I'm probably just using the strncat function incorrectly using heap objects instead of character arrays of fixed length. but I don't know how I would write it any other way.

#include <stdio.h>
#include <string.h>
#include <stdlib.h>

char *concatStrings(char *arg1, char *arg2) {
    char *ret = malloc(strlen(arg1) + strlen(arg2));
    strncpy(ret, arg1, strlen(arg1));
    strncat(ret, arg2, strlen(arg2));
    ret[strlen(arg1)+strlen(arg2)] = '\0';
    return ret;
}

int main(int argc, char *argv[]) {
    if (argc == 3) {
        char *print = concatStrings(argv[1], argv[2]);
        printf("\n%s", print);
        free(print);
    }
    return 0;
}

Solution

  • For starters the function should be declared like

    char * concatStrings( const char* arg1, const char* arg2 );
    

    because the strings pointed to by the pointers arg1 and arg2 are not being changed within the function.

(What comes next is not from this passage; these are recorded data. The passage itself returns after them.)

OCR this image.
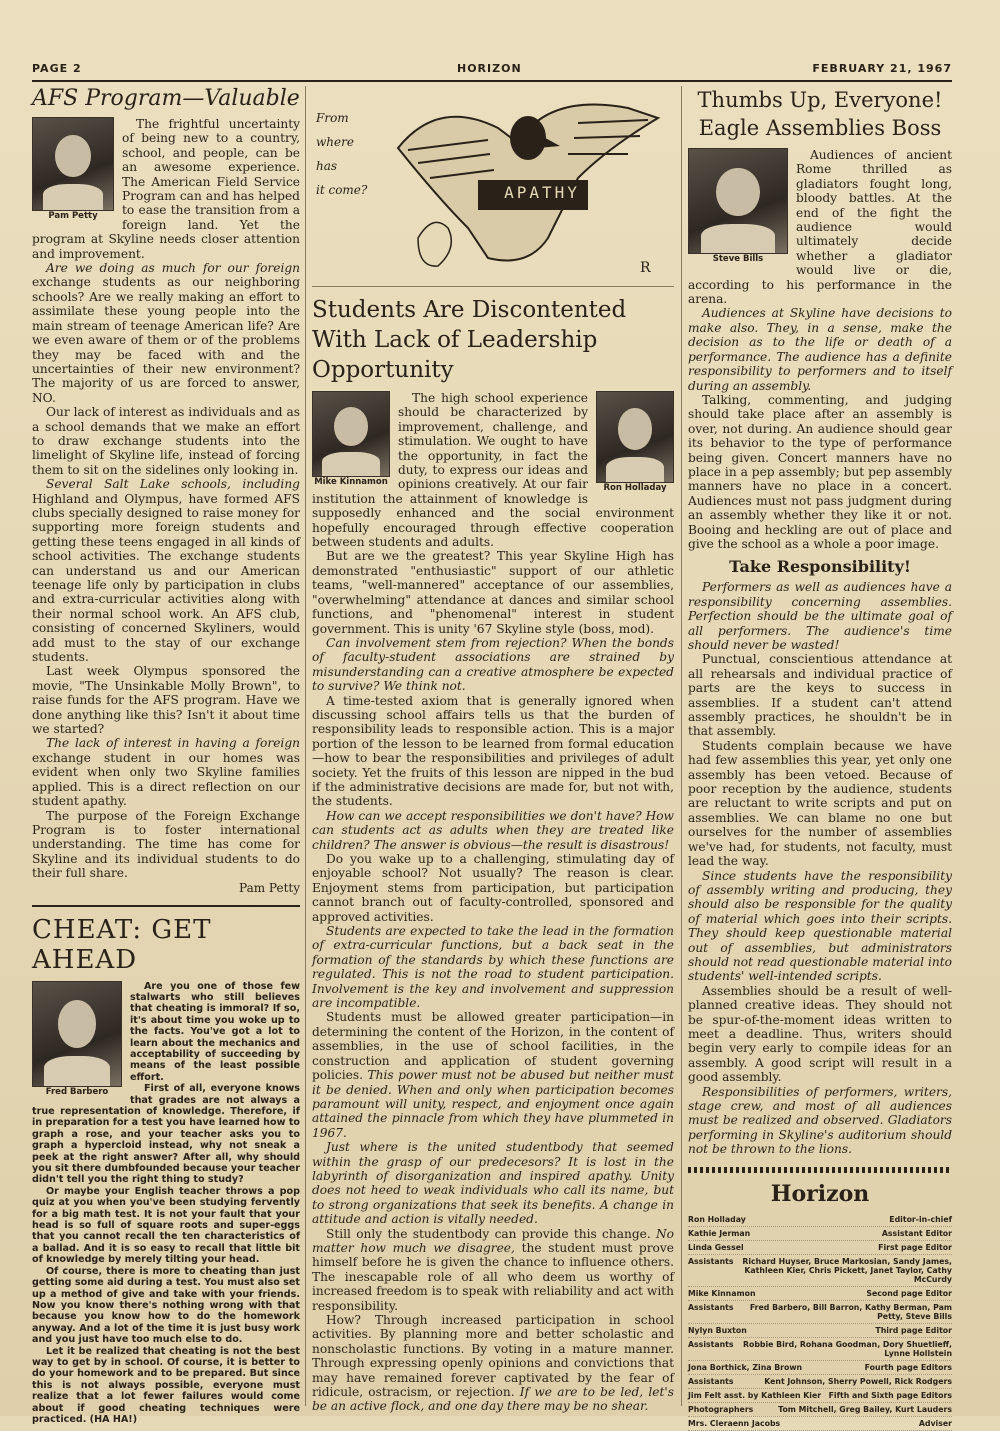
PAGE 2	HORIZON	FEBRUARY 21, 1967
AFS Program—Valuable
Pam Petty

The frightful uncertainty of being new to a country, school, and people, can be an awesome experience. The American Field Service Program can and has helped to ease the transition from a foreign land. Yet the program at Skyline needs closer attention and improvement.

Are we doing as much for our foreign exchange students as our neighboring schools? Are we really making an effort to assimilate these young people into the main stream of teenage American life? Are we even aware of them or of the problems they may be faced with and the uncertainties of their new environment? The majority of us are forced to answer, NO.

Our lack of interest as individuals and as a school demands that we make an effort to draw exchange students into the limelight of Skyline life, instead of forcing them to sit on the sidelines only looking in.

Several Salt Lake schools, including Highland and Olympus, have formed AFS clubs specially designed to raise money for supporting more foreign students and getting these teens engaged in all kinds of school activities. The exchange students can understand us and our American teenage life only by participation in clubs and extra-curricular activities along with their normal school work. An AFS club, consisting of concerned Skyliners, would add must to the stay of our exchange students.

Last week Olympus sponsored the movie, "The Unsinkable Molly Brown", to raise funds for the AFS program. Have we done anything like this? Isn't it about time we started?

The lack of interest in having a foreign exchange student in our homes was evident when only two Skyline families applied. This is a direct reflection on our student apathy.

The purpose of the Foreign Exchange Program is to foster international understanding. The time has come for Skyline and its individual students to do their full share.

Pam Petty
CHEAT: GET AHEAD
Fred Barbero

Are you one of those few stalwarts who still believes that cheating is immoral? If so, it's about time you woke up to the facts. You've got a lot to learn about the mechanics and acceptability of succeeding by means of the least possible effort.

First of all, everyone knows that grades are not always a true representation of knowledge. Therefore, if in preparation for a test you have learned how to graph a rose, and your teacher asks you to graph a hypercloid instead, why not sneak a peek at the right answer? After all, why should you sit there dumbfounded because your teacher didn't tell you the right thing to study?

Or maybe your English teacher throws a pop quiz at you when you've been studying fervently for a big math test. It is not your fault that your head is so full of square roots and super-eggs that you cannot recall the ten characteristics of a ballad. And it is so easy to recall that little bit of knowledge by merely tilting your head.

Of course, there is more to cheating than just getting some aid during a test. You must also set up a method of give and take with your friends. Now you know there's nothing wrong with that because you know how to do the homework anyway. And a lot of the time it is just busy work and you just have too much else to do.

Let it be realized that cheating is not the best way to get by in school. Of course, it is better to do your homework and to be prepared. But since this is not always possible, everyone must realize that a lot fewer failures would come about if good cheating techniques were practiced. (HA HA!)

From
where has
it come?
R
APATHY
Students Are Discontented With Lack of Leadership Opportunity
Mike Kinnamon
Ron Holladay

The high school experience should be characterized by improvement, challenge, and stimulation. We ought to have the opportunity, in fact the duty, to express our ideas and opinions creatively. At our fair institution the attainment of knowledge is supposedly enhanced and the social environment hopefully encouraged through effective cooperation between students and adults.

But are we the greatest? This year Skyline High has demonstrated "enthusiastic" support of our athletic teams, "well-mannered" acceptance of our assemblies, "overwhelming" attendance at dances and similar school functions, and "phenomenal" interest in student government. This is unity '67 Skyline style (boss, mod).

Can involvement stem from rejection? When the bonds of faculty-student associations are strained by misunderstanding can a creative atmosphere be expected to survive? We think not.

A time-tested axiom that is generally ignored when discussing school affairs tells us that the burden of responsibility leads to responsible action. This is a major portion of the lesson to be learned from formal education—how to bear the responsibilities and privileges of adult society. Yet the fruits of this lesson are nipped in the bud if the administrative decisions are made for, but not with, the students.

How can we accept responsibilities we don't have? How can students act as adults when they are treated like children? The answer is obvious—the result is disastrous!

Do you wake up to a challenging, stimulating day of enjoyable school? Not usually? The reason is clear. Enjoyment stems from participation, but participation cannot branch out of faculty-controlled, sponsored and approved activities.

Students are expected to take the lead in the formation of extra-curricular functions, but a back seat in the formation of the standards by which these functions are regulated. This is not the road to student participation. Involvement is the key and involvement and suppression are incompatible.

Students must be allowed greater participation—in determining the content of the Horizon, in the content of assemblies, in the use of school facilities, in the construction and application of student governing policies. This power must not be abused but neither must it be denied. When and only when participation becomes paramount will unity, respect, and enjoyment once again attained the pinnacle from which they have plummeted in 1967.

Just where is the united studentbody that seemed within the grasp of our predecesors? It is lost in the labyrinth of disorganization and inspired apathy. Unity does not heed to weak individuals who call its name, but to strong organizations that seek its benefits. A change in attitude and action is vitally needed.

Still only the studentbody can provide this change. No matter how much we disagree, the student must prove himself before he is given the chance to influence others. The inescapable role of all who deem us worthy of increased freedom is to speak with reliability and act with responsibility.

How? Through increased participation in school activities. By planning more and better scholastic and nonscholastic functions. By voting in a mature manner. Through expressing openly opinions and convictions that may have remained forever captivated by the fear of ridicule, ostracism, or rejection. If we are to be led, let's be an active flock, and one day there may be no shear.

Thumbs Up, Everyone! Eagle Assemblies Boss
Steve Bills

Audiences of ancient Rome thrilled as gladiators fought long, bloody battles. At the end of the fight the audience would ultimately decide whether a gladiator would live or die, according to his performance in the arena.

Audiences at Skyline have decisions to make also. They, in a sense, make the decision as to the life or death of a performance. The audience has a definite responsibility to performers and to itself during an assembly.

Talking, commenting, and judging should take place after an assembly is over, not during. An audience should gear its behavior to the type of performance being given. Concert manners have no place in a pep assembly; but pep assembly manners have no place in a concert. Audiences must not pass judgment during an assembly whether they like it or not. Booing and heckling are out of place and give the school as a whole a poor image.

Take Responsibility!

Performers as well as audiences have a responsibility concerning assemblies. Perfection should be the ultimate goal of all performers. The audience's time should never be wasted!

Punctual, conscientious attendance at all rehearsals and individual practice of parts are the keys to success in assemblies. If a student can't attend assembly practices, he shouldn't be in that assembly.

Students complain because we have had few assemblies this year, yet only one assembly has been vetoed. Because of poor reception by the audience, students are reluctant to write scripts and put on assemblies. We can blame no one but ourselves for the number of assemblies we've had, for students, not faculty, must lead the way.

Since students have the responsibility of assembly writing and producing, they should also be responsible for the quality of material which goes into their scripts. They should keep questionable material out of assemblies, but administrators should not read questionable material into students' well-intended scripts.

Assemblies should be a result of well-planned creative ideas. They should not be spur-of-the-moment ideas written to meet a deadline. Thus, writers should begin very early to compile ideas for an assembly. A good script will result in a good assembly.

Responsibilities of performers, writers, stage crew, and most of all audiences must be realized and observed. Gladiators performing in Skyline's auditorium should not be thrown to the lions.

Horizon
Ron Holladay	Editor-in-chief
Kathie Jerman	Assistant Editor
Linda Gessel	First page Editor
Assistants	Richard Huyser, Bruce Markosian, Sandy James, Kathleen Kier, Chris Pickett, Janet Taylor, Cathy McCurdy
Mike Kinnamon	Second page Editor
Assistants	Fred Barbero, Bill Barron, Kathy Berman, Pam Petty, Steve Bills
Nylyn Buxton	Third page Editor
Assistants	Robbie Bird, Rohana Goodman, Dory Shuetlieff, Lynne Hollstein
Jona Borthick, Zina Brown	Fourth page Editors
Assistants	Kent Johnson, Sherry Powell, Rick Rodgers
Jim Felt asst. by Kathleen Kier Fifth and Sixth page Editors
Photographers	Tom Mitchell, Greg Bailey, Kurt Lauders
Mrs. Cleraenn Jacobs	Adviser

    In this memory allocation

    char *ret = malloc(strlen(arg1) + strlen(arg2));
    

    you forgot to reserve memory for the null terminating character '\0'. You have to write

    char *ret = malloc( strlen(arg1) + strlen(arg2) + 1 );
    

    Using the magic number 10 in this call

    strncpy(ret,arg1,10);
    

    does not make a sense.

    If instead you will write for example

    strncpy(ret,arg1,strlen(arg1));
    

    then the next call

    strncat(ret,arg2,strlen(arg2));
    

    will invoke undefined behavior because the call strncpy did not append the null terminating character '\0' to the string pointed to by the pointer ret.

    It would be much better just to write at least

    strcpy( ret, arg1 );
    

    In any case your function implementation is inefficient. For example there are two times called the function strlen for the parameter arg2

    char *ret = malloc(strlen(arg1) + strlen(arg2));
    //...
    strncat(ret,arg2,strlen(arg2));
    

    Also the call of strncat is also inefficient because the function needs to traverse the whole target string to find its terminating zero.

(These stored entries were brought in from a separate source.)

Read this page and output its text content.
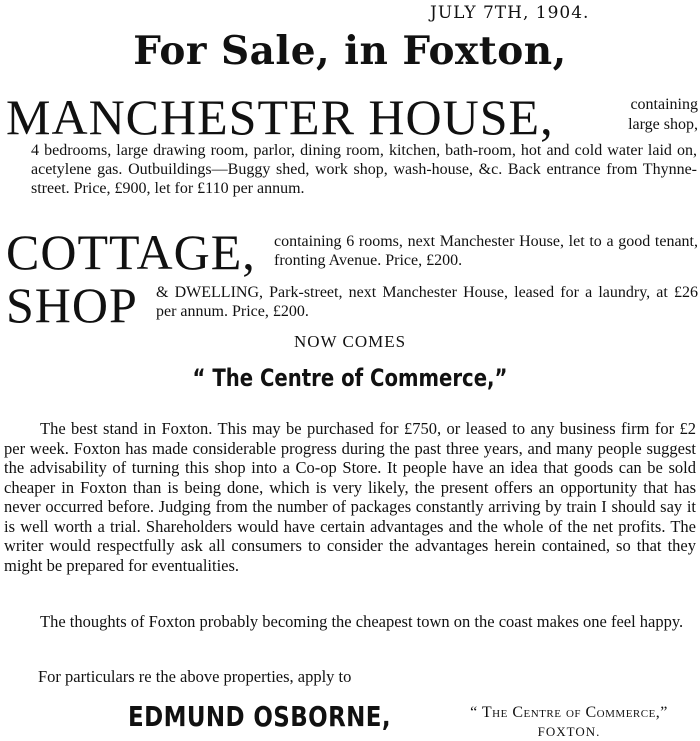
JULY 7TH, 1904.
For Sale, in Foxton,
MANCHESTER HOUSE,	containing
large shop,
4 bedrooms, large drawing room, parlor, dining room, kitchen, bath-room, hot and cold water laid on, acetylene gas. Outbuildings—Buggy shed, work shop, wash-house, &c. Back entrance from Thynne-street. Price, £900, let for £110 per annum.
COTTAGE, containing 6 rooms, next Manchester House, let to a good tenant, fronting Avenue. Price, £200.
SHOP & DWELLING, Park-street, next Manchester House, leased for a laundry, at £26 per annum. Price, £200.
NOW COMES
“ The Centre of Commerce,”
The best stand in Foxton. This may be purchased for £750, or leased to any business firm for £2 per week. Foxton has made considerable progress during the past three years, and many people suggest the advisability of turning this shop into a Co-op Store. It people have an idea that goods can be sold cheaper in Foxton than is being done, which is very likely, the present offers an opportunity that has never occurred before. Judging from the number of packages constantly arriving by train I should say it is well worth a trial. Shareholders would have certain advantages and the whole of the net profits. The writer would respectfully ask all consumers to consider the advantages herein contained, so that they might be prepared for eventualities.
The thoughts of Foxton probably becoming the cheapest town on the coast makes one feel happy.
For particulars re the above properties, apply to
EDMUND OSBORNE,	“ The Centre of Commerce,”
FOXTON.
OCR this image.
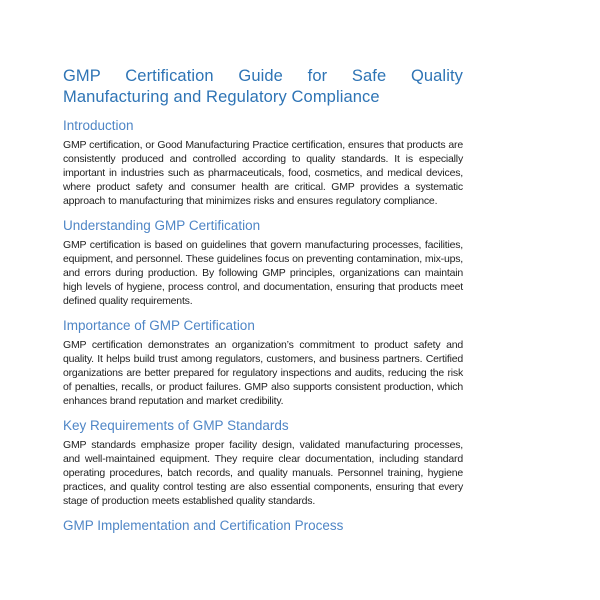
GMP Certification Guide for Safe Quality Manufacturing and Regulatory Compliance
Introduction

GMP certification, or Good Manufacturing Practice certification, ensures that products are consistently produced and controlled according to quality standards. It is especially important in industries such as pharmaceuticals, food, cosmetics, and medical devices, where product safety and consumer health are critical. GMP provides a systematic approach to manufacturing that minimizes risks and ensures regulatory compliance.

Understanding GMP Certification

GMP certification is based on guidelines that govern manufacturing processes, facilities, equipment, and personnel. These guidelines focus on preventing contamination, mix-ups, and errors during production. By following GMP principles, organizations can maintain high levels of hygiene, process control, and documentation, ensuring that products meet defined quality requirements.

Importance of GMP Certification

GMP certification demonstrates an organization’s commitment to product safety and quality. It helps build trust among regulators, customers, and business partners. Certified organizations are better prepared for regulatory inspections and audits, reducing the risk of penalties, recalls, or product failures. GMP also supports consistent production, which enhances brand reputation and market credibility.

Key Requirements of GMP Standards

GMP standards emphasize proper facility design, validated manufacturing processes, and well-maintained equipment. They require clear documentation, including standard operating procedures, batch records, and quality manuals. Personnel training, hygiene practices, and quality control testing are also essential components, ensuring that every stage of production meets established quality standards.

GMP Implementation and Certification Process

    The function can be defined the following way

    char * concatStrings( const char* arg1, const char* arg2 )
    {
        size_t n1 = strlen( arg1 );
        char *ret = malloc( n1 + strlen( arg2 ) + 1 );
    
        if ( ret != NULL )
        {
            strcpy( ret, arg1 );
            strcpy( ret + n1, arg2 );
        }
    
        return ret;
    }
    

    Here is a demonstrative program.

    #include <stdio.h>
    #include <stdlib.h>
    #include <string.h>
    
    char * concatStrings( const char* arg1, const char* arg2 )
    {
        size_t n1 = strlen( arg1 );
        char *ret = malloc( n1 + strlen( arg2 ) + 1 );
    
        if ( ret != NULL )
        {
            strcpy( ret, arg1 );
            strcpy( ret + n1, arg2 );
        }
    
        return ret;
    }
    
    int main(void) 
    {
        const char *argv1 = "Hello ";
        const char *argv2 = "World!";
        
        char *print = concatStrings( argv1, argv2 );
        
        if ( print != NULL ) puts( print );
        
        free( print );
        
        return 0;
    }
    

    The program output is

    Hello World!
    

    It would be even better to substitute the first call of strcpy for memcpy within the function. That is the function can also look like

    char * concatStrings( const char* arg1, const char* arg2 )
    {
        size_t n1 = strlen( arg1 );
        char *ret = malloc( n1 + strlen( arg2 ) + 1 );
    
        if ( ret != NULL )
        {
            memcpy( ret, arg1, n1 );
            strcpy( ret + n1, arg2 );
        }
    
        return ret;
    }